Скауты Ангелов Сангвиновых не носили шлемов, поэтому Тендзин мог смотреть в глаза каждому из них, шагая вдоль линии и оценивая свою новую роту. В глазах каждого горели почтение и отвага. Тендзин сосредоточил в своем взгляде всю свою мудрость и молча продолжил. В глазах некоторых он видел искры осознания, мгновения, во время которых скаут открывался для влияния Тендзина. Проблески облегчения и уверенности в себе плясали в огне их решимости. Но от других капеллан не мог получить ничего. Его взгляд встречали пустые глаза, полные враждебности и насилия. Нетерпеливые глаза. Тендзин осматривал владельцев этих взглядов внимательнее, всматриваясь в души, отражающиеся в них.

Их было слишком много. Тендзин остановился в конце строя и, поколебавшись, повернулся, чтобы обойти его ещё раз. Слишком многие из них находятся на самом краю. Капеллан медленно зашагал вдоль своей новой роты, останавливаясь, задержавшись у девяти отдельно стоящих скаутов. Они находились на самом краю бездны и отчаянно желали битвы. Слишком отчаянно. Их слишком много, подумал он, целое отделение. Капеллан прикоснулся рукой ко лбам девяти пораженных скаутов, пробормотав беззвучную мантру и быстро направился в реклюзиам. Девять выбранных скаутов резко поднялись на ноги и последовали за капелланом, их тяжелые ботинки с каждым шагом поднимали песок.

— Вы вдевятером составите мою почетную стражу, — объяснил Тендзин, пока остальные стояли по стойке смирно. Возможно, это будет единственным способом контролировать их, ничто не удерживает «жажду» так, как гордость, — мы выступим одним отделением.

Скауты рявкнули в унисон, показав свой энтузиазм. Они хотели впечатлить нового капеллана, в особенности такого почитаемого, как Тендзин.

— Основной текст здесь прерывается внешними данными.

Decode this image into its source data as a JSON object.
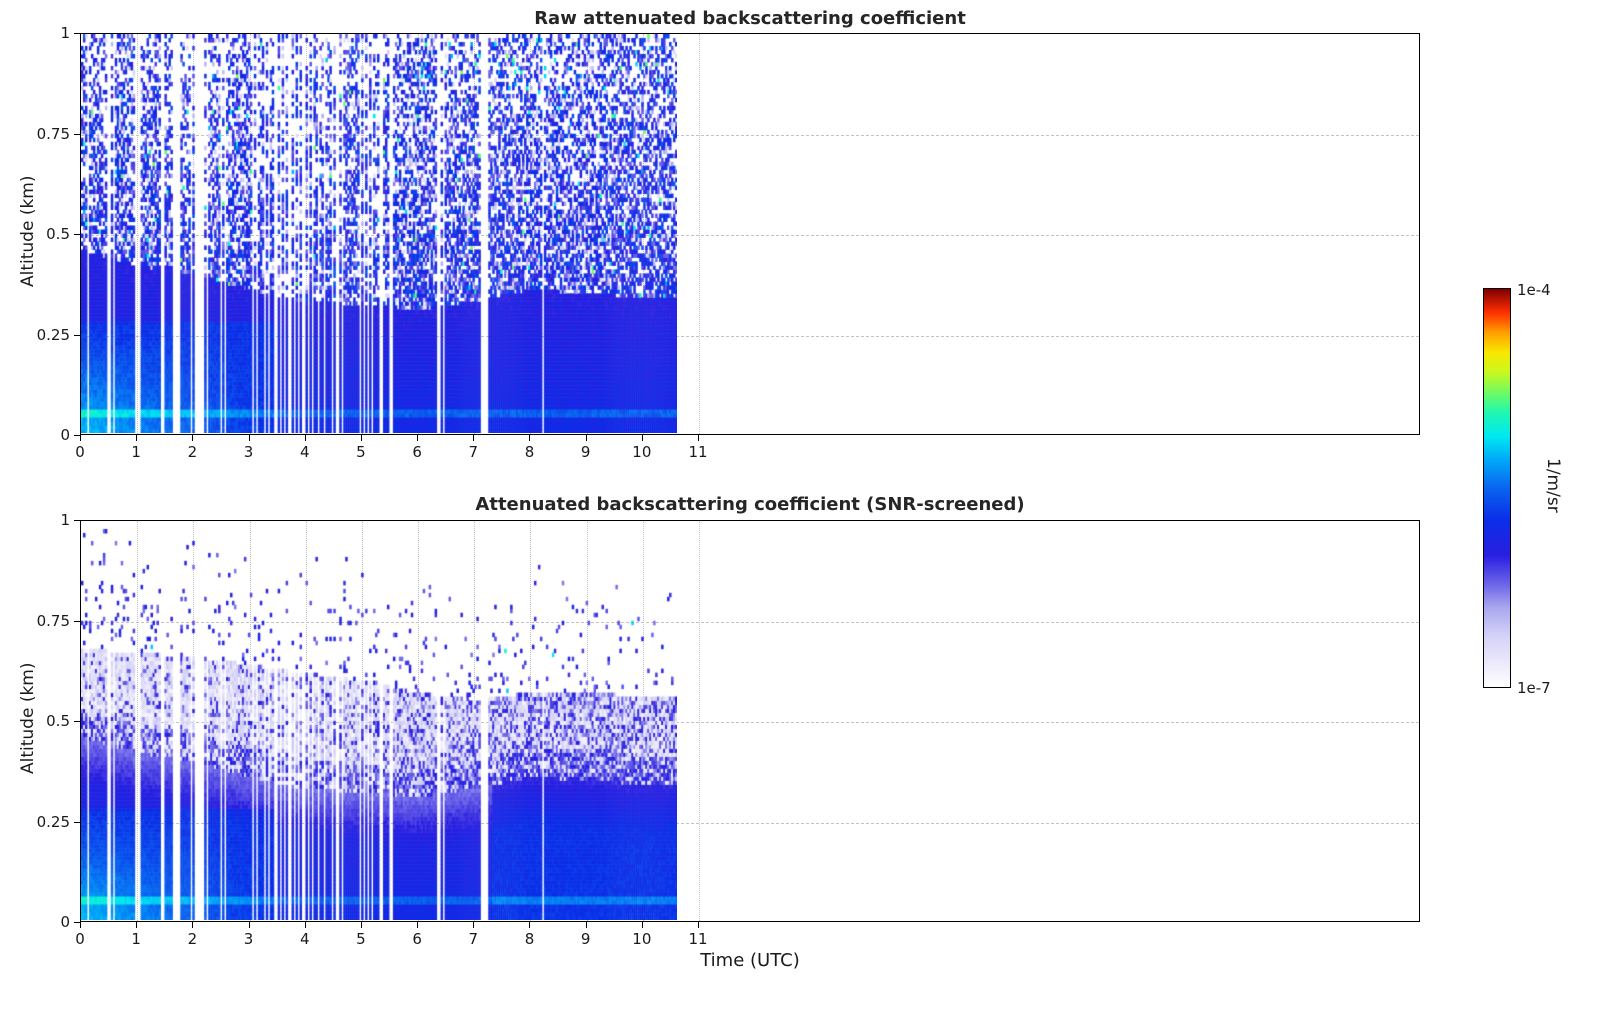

— Наши местные информаторы докладывают о возможном заражении в одном из поселений на дальней стороне Бабатриксих гор. Мы проведем расследование и, при необходимости, зачистим скверну. Это ясно?

Тендзин был обеспокоен. ДЕВЯТЬ молодых скаутов, похоже, покорятся «ярости» в грядущей битве, в их первой битве в качестве Ангелов Сангвиновых. Такого количества не было никогда, в особенности среди молодых посвященных. Обычно «жажда» вырабатывалась со временем. Постоянные битвы, опыт пролития крови и убийства врагов Императора, осознание трагической судьбы Сангвиния. Чаще всего «жажду» возбуждали эти факторы, и она проявлялась у долго служивших Ангелов. Первая рота, рота смерти, была полна ветеранов, старейших, самых опытных и омытых кровью воинов ордена.

Не смотря на это, рота смерти носила свои имя не просто так. Самые могучие и неуязвимые десантники, служащие в ней, принесли смерть бессчетному числу врагов Императора. И себе. Потерянные в безумии «ярости», жаждущие крови, насилия и битвы, многие вступали в битву с многократно превосходящим их врагом, которого даже они не смогут победить. Не зависимо от того, насколько славными и величественными были победы роты смерти, на Ваалий Троицу всегда возвращалось меньше десантников, чем отбыло. Рота смерти несла большие потери, чем любая другая рота Ангелов Сангвиновых. Они были омыты большим количеством крови, чем мог желать даже Кхорн. Тендзин вздрогнул, вспомнив о судьбе своего предшественника на Хегелиане 9.